Biden calls for ‘most ambitious effort ever’ to modernize federal IT, cybersecurity
President-elect Joe Biden will make federal IT modernization and cybersecurity top priorities during the early days of his administration — second only to COVID-19 response, it seems.
In a fact sheet circulated Thursday ahead of Biden’s speech announcing his American Rescue Plan to respond to the COVID-19 pandemic and economic crisis, his transition team declared that the administration “will provide emergency funding to upgrade federal information technology infrastructure and address the recent breaches of federal government data systems.”
“This is an urgent national security issue that cannot wait,” the fact sheet says, positioning the nation’s state of cybersecurity as another crisis it’s facing in addition to the pandemic. “The recent cybersecurity breaches of federal government data systems underscore the importance and urgency of strengthening U.S. cybersecurity capabilities. President-elect Biden is calling on Congress to launch the most ambitious effort ever to modernize and secure federal IT and networks.”
Under this, Biden’s team wants to give the Technology Modernization Fund (TMF) $9 billion to help launch integral shared IT and cybersecurity services across government. Additionally, Biden wants to change the reimbursement structure of the fund, which has been a key critique of it since its creation and a reason it has struggled to receive appropriations from wary lawmakers.
As it exists, TMF recipients must pay their “borrowed” funds back within five years. This plan suggests a change to that, which would make it more suitable for “more innovative and impactful projects,” the fact sheet says.

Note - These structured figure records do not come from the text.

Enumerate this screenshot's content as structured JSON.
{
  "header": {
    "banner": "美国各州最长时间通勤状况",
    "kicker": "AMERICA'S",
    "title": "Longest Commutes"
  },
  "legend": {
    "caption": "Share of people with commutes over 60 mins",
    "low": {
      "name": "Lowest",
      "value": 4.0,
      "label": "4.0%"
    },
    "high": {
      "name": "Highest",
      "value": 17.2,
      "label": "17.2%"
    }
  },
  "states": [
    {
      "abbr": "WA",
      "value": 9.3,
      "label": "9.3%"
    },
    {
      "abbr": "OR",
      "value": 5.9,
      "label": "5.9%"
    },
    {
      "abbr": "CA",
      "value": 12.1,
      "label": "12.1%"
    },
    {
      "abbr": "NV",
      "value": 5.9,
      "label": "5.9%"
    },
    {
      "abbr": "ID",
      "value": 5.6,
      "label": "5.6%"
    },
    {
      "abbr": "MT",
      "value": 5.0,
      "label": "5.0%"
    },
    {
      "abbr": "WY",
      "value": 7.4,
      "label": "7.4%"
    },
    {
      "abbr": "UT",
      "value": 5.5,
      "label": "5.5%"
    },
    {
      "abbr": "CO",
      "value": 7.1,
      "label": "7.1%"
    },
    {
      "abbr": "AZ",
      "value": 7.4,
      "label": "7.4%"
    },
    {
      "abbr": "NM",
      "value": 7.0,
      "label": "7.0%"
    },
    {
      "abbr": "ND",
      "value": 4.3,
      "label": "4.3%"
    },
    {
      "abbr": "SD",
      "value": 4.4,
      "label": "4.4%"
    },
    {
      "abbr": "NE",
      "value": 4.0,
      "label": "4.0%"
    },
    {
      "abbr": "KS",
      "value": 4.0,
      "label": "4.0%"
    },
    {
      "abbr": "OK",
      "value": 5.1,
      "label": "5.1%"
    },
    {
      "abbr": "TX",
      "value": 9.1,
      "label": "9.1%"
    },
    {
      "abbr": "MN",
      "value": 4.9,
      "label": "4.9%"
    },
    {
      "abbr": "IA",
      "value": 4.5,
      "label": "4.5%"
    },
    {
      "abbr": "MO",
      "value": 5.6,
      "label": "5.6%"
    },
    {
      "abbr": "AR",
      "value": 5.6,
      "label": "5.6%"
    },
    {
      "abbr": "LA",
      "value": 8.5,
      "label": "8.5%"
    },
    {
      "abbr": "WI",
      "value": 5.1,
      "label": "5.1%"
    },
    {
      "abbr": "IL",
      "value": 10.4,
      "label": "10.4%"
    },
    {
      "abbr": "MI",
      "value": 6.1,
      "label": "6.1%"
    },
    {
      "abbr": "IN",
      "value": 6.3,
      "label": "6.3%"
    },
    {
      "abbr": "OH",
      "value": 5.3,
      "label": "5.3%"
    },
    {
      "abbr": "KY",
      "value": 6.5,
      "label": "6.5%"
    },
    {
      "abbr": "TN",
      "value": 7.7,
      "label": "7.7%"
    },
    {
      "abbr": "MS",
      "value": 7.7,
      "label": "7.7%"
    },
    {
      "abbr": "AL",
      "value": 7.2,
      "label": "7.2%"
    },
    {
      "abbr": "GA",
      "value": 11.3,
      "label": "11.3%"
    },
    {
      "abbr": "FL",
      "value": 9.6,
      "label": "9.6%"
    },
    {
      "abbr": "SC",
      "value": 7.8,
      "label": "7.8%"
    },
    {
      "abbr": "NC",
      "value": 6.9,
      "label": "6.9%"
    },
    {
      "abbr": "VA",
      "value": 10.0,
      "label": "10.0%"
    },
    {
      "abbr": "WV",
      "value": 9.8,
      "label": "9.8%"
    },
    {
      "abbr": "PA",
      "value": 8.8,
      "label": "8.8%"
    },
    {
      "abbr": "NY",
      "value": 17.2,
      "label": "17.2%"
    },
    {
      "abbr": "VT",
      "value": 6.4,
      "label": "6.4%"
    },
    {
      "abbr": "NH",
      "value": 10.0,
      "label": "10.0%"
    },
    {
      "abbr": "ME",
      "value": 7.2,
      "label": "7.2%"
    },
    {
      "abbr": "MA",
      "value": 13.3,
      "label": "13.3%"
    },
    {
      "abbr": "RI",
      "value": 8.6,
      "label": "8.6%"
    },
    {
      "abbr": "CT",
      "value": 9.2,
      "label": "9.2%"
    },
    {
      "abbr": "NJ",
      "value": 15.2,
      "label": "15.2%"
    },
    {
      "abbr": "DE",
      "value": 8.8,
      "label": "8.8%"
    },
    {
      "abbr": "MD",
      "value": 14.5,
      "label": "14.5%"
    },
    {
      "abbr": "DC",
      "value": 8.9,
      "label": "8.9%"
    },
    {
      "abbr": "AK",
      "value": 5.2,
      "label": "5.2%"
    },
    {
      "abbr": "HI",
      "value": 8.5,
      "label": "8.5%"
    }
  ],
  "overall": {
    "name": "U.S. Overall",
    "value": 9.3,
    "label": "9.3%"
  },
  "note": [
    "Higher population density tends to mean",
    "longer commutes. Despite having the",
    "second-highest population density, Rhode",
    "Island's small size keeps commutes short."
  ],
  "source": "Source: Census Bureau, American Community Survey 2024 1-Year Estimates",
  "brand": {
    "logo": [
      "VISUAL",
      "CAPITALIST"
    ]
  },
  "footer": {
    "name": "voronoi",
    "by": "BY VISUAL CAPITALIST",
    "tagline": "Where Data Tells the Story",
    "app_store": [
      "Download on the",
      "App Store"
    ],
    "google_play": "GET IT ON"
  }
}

Biden’s plan also budgets $200 million to boost the hiring of cybersecurity experts “to support the federal Chief Information Security Officer and U.S. Digital Service,” $300 million for “no-year funding” to support the General Services Administration Technology Transformation Services (TTS) team, and another $690 million to help the Cybersecurity and Infrastructure Security Agency (CISA) “bolster cybersecurity across federal civilian networks, and support the piloting of new shared security and cloud computing services.”
As Biden is inaugurated Jan. 20, the federal IT community will await the announcement of the leaders who will put these proposals into action. This week, the Biden team announced that Jason Miller, deputy director of the National Economic Council in the Obama White House, as his pick to be deputy director for management in the Office of Management and Budget. The people eventually hired in the Federal CIO and CISO roles will report to Miller.